The undersigned hereby gives full power and authority to the attorney-in-fact to
seek and obtain as the undersigned's representative and on the undersigned's
behalf, information on transactions in the Company's securities from any third
party, including brokers, employee benefit plan administrators and trustees, and
the undersigned hereby authorizes any such person to release such information to
the undersigned and approves and ratifies any such release of information.

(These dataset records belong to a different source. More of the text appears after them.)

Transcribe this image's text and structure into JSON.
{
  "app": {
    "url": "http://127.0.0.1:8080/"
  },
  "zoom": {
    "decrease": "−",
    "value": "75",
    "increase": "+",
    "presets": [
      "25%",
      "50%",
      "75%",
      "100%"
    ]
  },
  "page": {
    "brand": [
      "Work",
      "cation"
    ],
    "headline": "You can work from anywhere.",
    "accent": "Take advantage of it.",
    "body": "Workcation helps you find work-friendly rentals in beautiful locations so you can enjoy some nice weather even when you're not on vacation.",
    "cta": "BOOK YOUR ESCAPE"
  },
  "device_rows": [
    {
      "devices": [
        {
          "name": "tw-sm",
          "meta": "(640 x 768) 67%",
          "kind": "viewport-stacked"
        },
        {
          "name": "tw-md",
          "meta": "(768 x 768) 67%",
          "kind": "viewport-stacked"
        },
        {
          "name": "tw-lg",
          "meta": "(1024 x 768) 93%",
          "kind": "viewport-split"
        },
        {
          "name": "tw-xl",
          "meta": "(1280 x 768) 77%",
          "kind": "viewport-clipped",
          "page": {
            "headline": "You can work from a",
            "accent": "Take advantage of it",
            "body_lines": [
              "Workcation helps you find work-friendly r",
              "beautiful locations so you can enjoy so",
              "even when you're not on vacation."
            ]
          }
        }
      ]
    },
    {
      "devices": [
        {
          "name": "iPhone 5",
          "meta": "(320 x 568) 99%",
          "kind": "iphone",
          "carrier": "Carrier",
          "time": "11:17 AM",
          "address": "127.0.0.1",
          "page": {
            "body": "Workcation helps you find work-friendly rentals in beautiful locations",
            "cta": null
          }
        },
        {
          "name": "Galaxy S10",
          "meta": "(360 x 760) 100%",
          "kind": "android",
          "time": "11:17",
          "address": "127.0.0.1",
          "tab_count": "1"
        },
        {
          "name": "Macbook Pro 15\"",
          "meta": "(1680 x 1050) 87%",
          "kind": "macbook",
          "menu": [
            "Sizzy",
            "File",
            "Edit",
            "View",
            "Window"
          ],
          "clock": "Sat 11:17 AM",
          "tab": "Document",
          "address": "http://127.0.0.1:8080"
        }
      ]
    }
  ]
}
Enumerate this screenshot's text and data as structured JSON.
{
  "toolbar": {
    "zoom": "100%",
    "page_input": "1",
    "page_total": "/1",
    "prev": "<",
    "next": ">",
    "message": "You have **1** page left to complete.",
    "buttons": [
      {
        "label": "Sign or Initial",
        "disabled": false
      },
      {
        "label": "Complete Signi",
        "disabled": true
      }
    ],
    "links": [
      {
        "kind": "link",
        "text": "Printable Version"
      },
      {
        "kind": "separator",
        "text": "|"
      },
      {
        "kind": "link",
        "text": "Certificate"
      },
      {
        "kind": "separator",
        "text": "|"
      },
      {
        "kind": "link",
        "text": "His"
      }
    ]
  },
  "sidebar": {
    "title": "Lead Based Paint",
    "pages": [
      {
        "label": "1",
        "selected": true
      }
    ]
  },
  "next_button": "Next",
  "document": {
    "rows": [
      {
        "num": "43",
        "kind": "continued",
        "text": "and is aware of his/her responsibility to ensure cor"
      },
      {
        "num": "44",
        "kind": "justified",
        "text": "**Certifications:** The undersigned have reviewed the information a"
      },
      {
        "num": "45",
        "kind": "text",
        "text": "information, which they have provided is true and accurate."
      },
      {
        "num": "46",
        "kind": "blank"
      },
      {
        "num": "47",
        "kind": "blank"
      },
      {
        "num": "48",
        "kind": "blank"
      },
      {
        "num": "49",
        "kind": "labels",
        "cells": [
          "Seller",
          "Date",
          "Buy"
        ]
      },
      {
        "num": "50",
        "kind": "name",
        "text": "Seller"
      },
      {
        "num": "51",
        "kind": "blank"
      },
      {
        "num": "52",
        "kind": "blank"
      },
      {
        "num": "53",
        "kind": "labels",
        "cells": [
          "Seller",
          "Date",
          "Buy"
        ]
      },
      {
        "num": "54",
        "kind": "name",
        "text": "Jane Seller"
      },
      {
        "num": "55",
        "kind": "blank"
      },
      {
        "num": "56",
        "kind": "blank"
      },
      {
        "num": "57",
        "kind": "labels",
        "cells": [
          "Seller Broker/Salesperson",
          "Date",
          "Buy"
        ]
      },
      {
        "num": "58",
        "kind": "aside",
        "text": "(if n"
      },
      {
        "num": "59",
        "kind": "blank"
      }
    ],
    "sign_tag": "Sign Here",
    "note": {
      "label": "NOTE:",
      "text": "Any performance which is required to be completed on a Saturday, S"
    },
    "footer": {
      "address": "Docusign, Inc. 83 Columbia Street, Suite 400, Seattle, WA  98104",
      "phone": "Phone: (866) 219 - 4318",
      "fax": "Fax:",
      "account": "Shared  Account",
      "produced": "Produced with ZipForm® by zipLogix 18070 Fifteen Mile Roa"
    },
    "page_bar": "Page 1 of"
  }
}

The undersigned hereby grants unto such attorney-in-fact and agent full power
and authority to do and perform each and every act and thing requisite and
necessary in connection with such matters and hereby ratifies and confirms all
that any such attorney-in-fact and agent or substitute may do or cause to be
done by virtue hereof.

The undersigned acknowledges that:

(i)	neither the Company nor such attorney-in-fact assumes (i) any liability for
the undersigned's responsibility to comply with the requirements of the
Securities Exchange Act of 1934, as amended (the "Exchange Act"), (ii) any
liability of the undersigned for any failure to comply with such requirements or
(iii) any obligation or liability of the undersigned for profit disgorgement
under Section 16(b) of the Exchange Act; and

(ii)	this Power of Attorney does not relieve the undersigned from responsibility
for compliance with the undersigned's obligations under the Exchange Act,
including without limitation the reporting requirements under Section 16 of the
Exchange Act.

This Power of Attorney shall remain in full force and effect until revoked by
the undersigned in a signed writing delivered to such attorney-in-fact.

IN WITNESS WHEREOF, the undersigned has executed this Power of Attorney.